The jurors were instructed that, to convict Marion of burglary, they would have to find that he entered the hospital with the intent to commit a felony, either making a criminal threat or an assault with a firearm. (§§ 459, 422, 245, subd. (a)(2); People v. Frye (1998) 18 Cal.4th 894, 954; People v. Cain (1995) 10 Cal.4th 1, 47.) The evidence supports the conviction on either theory. (People v. Washington (1996) 50 Cal.App.4th 568, 577-579.)

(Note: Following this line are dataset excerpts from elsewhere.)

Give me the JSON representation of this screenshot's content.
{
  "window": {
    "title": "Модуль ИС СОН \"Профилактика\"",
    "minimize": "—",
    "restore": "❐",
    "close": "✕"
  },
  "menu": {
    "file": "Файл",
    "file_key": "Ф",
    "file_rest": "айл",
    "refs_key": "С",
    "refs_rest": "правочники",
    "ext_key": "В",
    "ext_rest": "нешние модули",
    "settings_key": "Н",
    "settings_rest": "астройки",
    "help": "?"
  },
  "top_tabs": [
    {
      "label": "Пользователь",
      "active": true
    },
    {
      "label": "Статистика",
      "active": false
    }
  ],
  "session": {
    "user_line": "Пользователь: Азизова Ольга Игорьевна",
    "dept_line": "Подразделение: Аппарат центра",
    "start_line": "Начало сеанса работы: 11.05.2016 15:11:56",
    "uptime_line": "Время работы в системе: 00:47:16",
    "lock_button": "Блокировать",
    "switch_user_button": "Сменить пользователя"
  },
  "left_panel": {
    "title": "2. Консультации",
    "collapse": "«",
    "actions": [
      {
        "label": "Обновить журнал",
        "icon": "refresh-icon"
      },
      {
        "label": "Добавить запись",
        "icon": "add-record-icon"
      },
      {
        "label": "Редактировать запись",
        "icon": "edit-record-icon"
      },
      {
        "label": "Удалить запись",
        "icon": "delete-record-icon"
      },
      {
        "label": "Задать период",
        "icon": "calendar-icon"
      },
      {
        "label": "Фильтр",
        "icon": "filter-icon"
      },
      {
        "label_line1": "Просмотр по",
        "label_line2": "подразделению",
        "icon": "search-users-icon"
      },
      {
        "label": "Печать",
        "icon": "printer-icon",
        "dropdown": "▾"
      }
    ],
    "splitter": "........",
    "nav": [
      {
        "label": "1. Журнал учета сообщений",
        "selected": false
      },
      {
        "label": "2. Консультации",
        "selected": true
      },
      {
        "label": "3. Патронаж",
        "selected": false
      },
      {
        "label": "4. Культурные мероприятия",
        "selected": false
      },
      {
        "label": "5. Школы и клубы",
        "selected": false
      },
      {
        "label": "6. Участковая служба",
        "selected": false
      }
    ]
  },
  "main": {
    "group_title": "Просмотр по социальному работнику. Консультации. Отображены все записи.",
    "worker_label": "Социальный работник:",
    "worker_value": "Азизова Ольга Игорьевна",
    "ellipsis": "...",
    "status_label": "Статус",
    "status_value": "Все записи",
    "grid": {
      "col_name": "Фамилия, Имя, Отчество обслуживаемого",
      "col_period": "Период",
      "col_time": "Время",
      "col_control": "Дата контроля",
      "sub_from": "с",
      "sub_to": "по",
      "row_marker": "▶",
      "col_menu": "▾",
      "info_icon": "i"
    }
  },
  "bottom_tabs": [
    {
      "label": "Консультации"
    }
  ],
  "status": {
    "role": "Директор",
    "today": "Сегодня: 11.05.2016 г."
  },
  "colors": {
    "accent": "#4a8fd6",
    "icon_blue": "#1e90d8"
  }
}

It is undisputed that Marion took the handgun from his father’s house, put it in his car, left it there while he went to visit his father, returned to the car after his father died, got the handgun, and (gun in hand) entered the hospital. Viewing the evidence and drawing all inferences to support the verdict (People v. Bloom (1989) 48 Cal.3d 1194, 1208), Marion’s intent at the time he re-entered the hospital was either to threaten his mother or assault the nurses -- or both. He blamed his mother for his father’s illness and death, and she told the police that he had threatened to kill her; several family members told the police they had heard Marion express his anger at the hospital staff; and he entered the hospital carrying a gun. The fact that he did not commit either felony is immaterial, as is the fact that the evidence could support the opposite conclusion, and no more was required to support the burglary charge. (§§ 245, subd. (a)(2); 422; People v. Pre (2004) 117 Cal.App.4th 413, 420; People v. Ceja (1993) 4 Cal.4th 1134, 1138-1139; People v. Rodriguez (1999) 20 Cal.4th 1, 11; People v. Sanghera (2006) 139 Cal.App.4th 1567, 1573-1575.)
DISPOSITION
The judgment is affirmed.
We concur: MALLANO, Acting P.J. JACKSON, J.
Judge of the Los Angeles Superior Court, assigned by the Chief Justice pursuant to article VI, section 6 of the California Constitution.